Mais le magistrat ne renonce pas et dénonce toujours la fraude.
« Le 30 avril 2020 Monsieur Charles Prats dénonce une fraude potentielle aux prestations sociales à hauteur de 3 milliards d'euros lors d'une interview au Figaro Magazine », poursuit le ministère. Le 1er janvier 2021, rebelotte dans le magazine VSD. Le ministère n’a pas apprécié, non plus, « une série de tweets et de retweets » dénonçant les trafiquants de stupéfiant, les réformes de l'administration des douanes ou les poursuites pénales abandonnées devant les tribunaux pour enfants. « Bienvenue au Laxistan », lance Prats.
Tant de détermination à dénoncer les fraudes et les fraudeurs, tant de soin pour l’intérêt général deviennent intolérables à l’État macroniste. « La multiplication des prises de parole de Monsieur Charles Prats peut interroger sur son respect de ses devoirs de réserve et de prudence », avance le ministère.

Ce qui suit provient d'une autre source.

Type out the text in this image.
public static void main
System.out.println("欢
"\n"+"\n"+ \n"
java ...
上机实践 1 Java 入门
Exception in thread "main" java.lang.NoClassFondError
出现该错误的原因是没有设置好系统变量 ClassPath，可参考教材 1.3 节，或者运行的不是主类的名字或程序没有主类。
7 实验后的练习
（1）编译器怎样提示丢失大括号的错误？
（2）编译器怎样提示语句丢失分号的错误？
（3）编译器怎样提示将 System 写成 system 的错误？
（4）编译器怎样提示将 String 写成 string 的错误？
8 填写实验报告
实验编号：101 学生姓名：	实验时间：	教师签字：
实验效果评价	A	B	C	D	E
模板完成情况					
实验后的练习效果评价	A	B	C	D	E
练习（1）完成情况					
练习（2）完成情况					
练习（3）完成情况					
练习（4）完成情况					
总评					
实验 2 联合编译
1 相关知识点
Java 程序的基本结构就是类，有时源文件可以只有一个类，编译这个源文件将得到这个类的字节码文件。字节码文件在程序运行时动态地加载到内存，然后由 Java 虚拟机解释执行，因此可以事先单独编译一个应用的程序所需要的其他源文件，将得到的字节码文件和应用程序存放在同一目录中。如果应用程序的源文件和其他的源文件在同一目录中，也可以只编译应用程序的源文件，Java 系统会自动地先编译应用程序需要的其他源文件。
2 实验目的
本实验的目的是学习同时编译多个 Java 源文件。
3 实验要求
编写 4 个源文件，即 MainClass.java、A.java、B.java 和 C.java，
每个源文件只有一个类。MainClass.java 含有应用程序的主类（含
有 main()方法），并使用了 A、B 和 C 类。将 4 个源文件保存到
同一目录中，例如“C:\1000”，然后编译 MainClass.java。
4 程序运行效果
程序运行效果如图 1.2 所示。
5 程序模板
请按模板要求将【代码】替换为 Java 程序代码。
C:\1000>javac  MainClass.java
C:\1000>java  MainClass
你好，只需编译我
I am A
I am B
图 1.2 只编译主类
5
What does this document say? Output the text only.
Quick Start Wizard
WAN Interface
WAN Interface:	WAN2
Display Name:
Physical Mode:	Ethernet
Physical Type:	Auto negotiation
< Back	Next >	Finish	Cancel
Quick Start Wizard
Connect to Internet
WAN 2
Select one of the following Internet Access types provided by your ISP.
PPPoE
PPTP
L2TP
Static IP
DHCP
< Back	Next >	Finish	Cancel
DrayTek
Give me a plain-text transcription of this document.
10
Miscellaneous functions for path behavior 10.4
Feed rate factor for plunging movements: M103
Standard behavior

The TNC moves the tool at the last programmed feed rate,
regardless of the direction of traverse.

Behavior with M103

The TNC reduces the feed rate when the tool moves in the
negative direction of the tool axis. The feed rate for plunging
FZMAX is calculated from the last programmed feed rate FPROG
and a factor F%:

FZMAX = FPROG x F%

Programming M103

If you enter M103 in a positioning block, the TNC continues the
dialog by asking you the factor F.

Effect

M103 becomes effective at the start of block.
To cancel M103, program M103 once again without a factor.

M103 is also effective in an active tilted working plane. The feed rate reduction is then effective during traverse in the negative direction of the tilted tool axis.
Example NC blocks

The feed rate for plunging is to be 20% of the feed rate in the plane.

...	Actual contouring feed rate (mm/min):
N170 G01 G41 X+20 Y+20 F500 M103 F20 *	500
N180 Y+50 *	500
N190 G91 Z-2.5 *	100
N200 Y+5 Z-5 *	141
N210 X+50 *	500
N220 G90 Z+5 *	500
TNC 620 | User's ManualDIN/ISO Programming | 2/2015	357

Conclusion : « Les déclarations publiques de Monsieur Charles Prats […] paraissent devoir faire l'objet d'investigations complémentaires. » Monsieur le garde des Sceaux demande de « diligenter une mission d'enquête administrative aux fins de procéder à toute vérification utile sur les incidents et comportements de Monsieur Charles Prats ». Et réclame « les mesures urgentes qui pourraient s'avérer nécessaires ».
Le groupe UDI dénonce ces manœuvres. L'avocate de Charles Prats, Maître Caroline Wassermann, annonçait, le 29 octobre, sur le site du Figaro, qu'elle lâchait « une procédure totalement à charge » qualifiée par elle de « mascarade » au parfum très politique. Ces procédés autoritaires hippopotamesques vous rappellent les heures troubles de l’URSS ? Bienvenue en Macronie, où le dindon porte un nom : le contribuable.